Use Organization Tools
“Asana! I cannot stress enough how much this tool has helped me organizing my workload. I have a separate projects for each element of my business (pitching, marketing, clients etc), and create tasks within each of them.” — Stephanie Simpson, freelance copywriter and blogger
“I use an actual physical planner to write down my deadlines. The act of actually writing them down helps me remember!” — Nicole Slaughter-Graham, freelance writer
“I use Trello and have a column each for early-stage story ideas; ideas I’ve pitched; assigned stories; and stories sitting with an editor. Then I can just move story cards between columns as they move forward in the process.” — Rachel Cernansky, freelance environment, social justice and nutrition journalist based in Denver.

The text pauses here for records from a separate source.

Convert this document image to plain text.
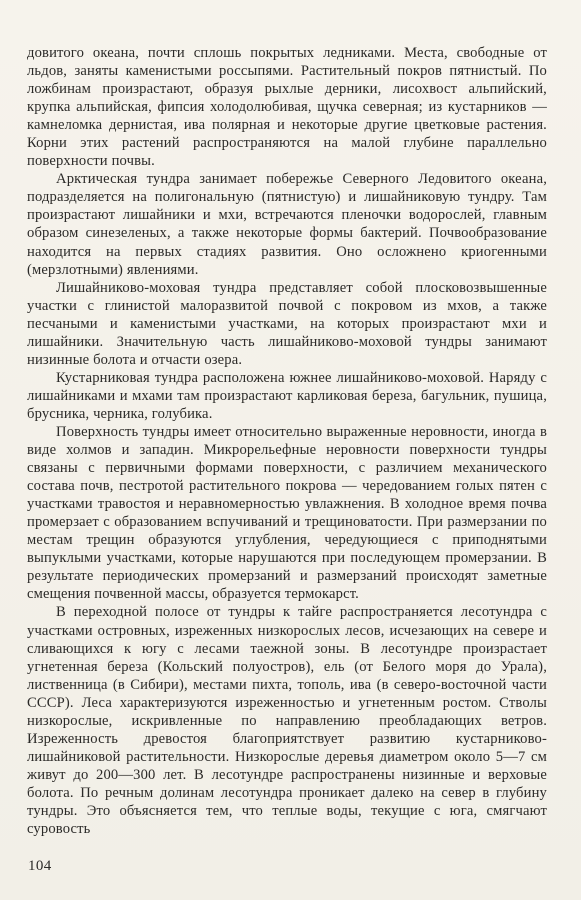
довитого океана, почти сплошь покрытых ледниками. Места, свободные от льдов, заняты каменистыми россыпями. Растительный покров пятнистый. По ложбинам произрастают, образуя рыхлые дерники, лисохвост альпийский, крупка альпийская, фипсия холодолюбивая, щучка северная; из кустарников — камнеломка дернистая, ива полярная и некоторые другие цветковые растения. Корни этих растений распространяются на малой глубине параллельно поверхности почвы.

Арктическая тундра занимает побережье Северного Ледовитого океана, подразделяется на полигональную (пятнистую) и лишайниковую тундру. Там произрастают лишайники и мхи, встречаются пленочки водорослей, главным образом синезеленых, а также некоторые формы бактерий. Почвообразование находится на первых стадиях развития. Оно осложнено криогенными (мерзлотными) явлениями.

Лишайниково-моховая тундра представляет собой плосковозвышенные участки с глинистой малоразвитой почвой с покровом из мхов, а также песчаными и каменистыми участками, на которых произрастают мхи и лишайники. Значительную часть лишайниково-моховой тундры занимают низинные болота и отчасти озера.

Кустарниковая тундра расположена южнее лишайниково-моховой. Наряду с лишайниками и мхами там произрастают карликовая береза, багульник, пушица, брусника, черника, голубика.

Поверхность тундры имеет относительно выраженные неровности, иногда в виде холмов и западин. Микрорельефные неровности поверхности тундры связаны с первичными формами поверхности, с различием механического состава почв, пестротой растительного покрова — чередованием голых пятен с участками травостоя и неравномерностью увлажнения. В холодное время почва промерзает с образованием вспучиваний и трещиноватости. При размерзании по местам трещин образуются углубления, чередующиеся с приподнятыми выпуклыми участками, которые нарушаются при последующем промерзании. В результате периодических промерзаний и размерзаний происходят заметные смещения почвенной массы, образуется термокарст.

В переходной полосе от тундры к тайге распространяется лесотундра с участками островных, изреженных низкорослых лесов, исчезающих на севере и сливающихся к югу с лесами таежной зоны. В лесотундре произрастает угнетенная береза (Кольский полуостров), ель (от Белого моря до Урала), лиственница (в Сибири), местами пихта, тополь, ива (в северо-восточной части СССР). Леса характеризуются изреженностью и угнетенным ростом. Стволы низкорослые, искривленные по направлению преобладающих ветров. Изреженность древостоя благоприятствует развитию кустарниково-лишайниковой растительности. Низкорослые деревья диаметром около 5—7 см живут до 200—300 лет. В лесотундре распространены низинные и верховые болота. По речным долинам лесотундра проникает далеко на север в глубину тундры. Это объясняется тем, что теплые воды, текущие с юга, смягчают суровость

104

“I keep spread sheets of pitches and assigned stories,” — Jaimie Seaton, freelance journalist for Washington Post, Newsweek, and numerous other publications
“I set alarms every 90 minutes so that I can focus and not get sucked into the vortex of editing and writing. It’s the Pomodoro technique, modified.” — Stepfanie Romin, freelance writer
“I’ve recently incorporated some apps to help my tracking: Toggl, for time-tracking (can see breakdowns per client and project) and MileIQ for mileage.” — Katy Schamberger, freelance writer and digital marketer based in Kansas City
“I use the Completo App because it lets me set sub-tasks (for a story I might input specific interviews, research I need to do, outline, first draft, etc), and reminders that notify me a week, two days, etc. in advance so I don’t just get a reminder the day something is due.” — Amy Westervelt, writer and editor
“I’m constantly thinking ahead, in terms of days, weeks, and months. I keep a detailed spreadsheet that lays out everything I have due and when so I can see it all at a glance and know exactly what I need to be working on each day.” – Katie Gustafson, freelance writer and editor
Join Online Support Groups
“Freelancing can get super lonely, leaving all up to you to gain the stamina to work. Joining support groups online can help you connect with other freelance writers, share tips, brag about your work, and even hear about other freelance jobs.” — Bianca Mendez, writer/editor (and author of this article)
“My private Facebook Group, After Magazines, is an amazing resource for me as a freelance editor and consultant. If I have a question about what interviewing recording software people use, or a need a contact at a company, there’s always someone with an answer. I also recommend The Binders Facebook groups to my coaching clients who are freelance writers for connecting with other writers and editors.” — Chandra Turner, CEO, Ed2010 and Talent Fairy.
“Freelancing Females and Ladies Get Paid are great online communities for freelancers to join. Whether you are seeking new job opportunities or need to ask questions about what to charge clients, the women in these groups are always more than happy to help you and support your freelance career.” – Shaye DiPasquale, freelance writer (also of this article!).
This post originally ran in 2017 and has been updated.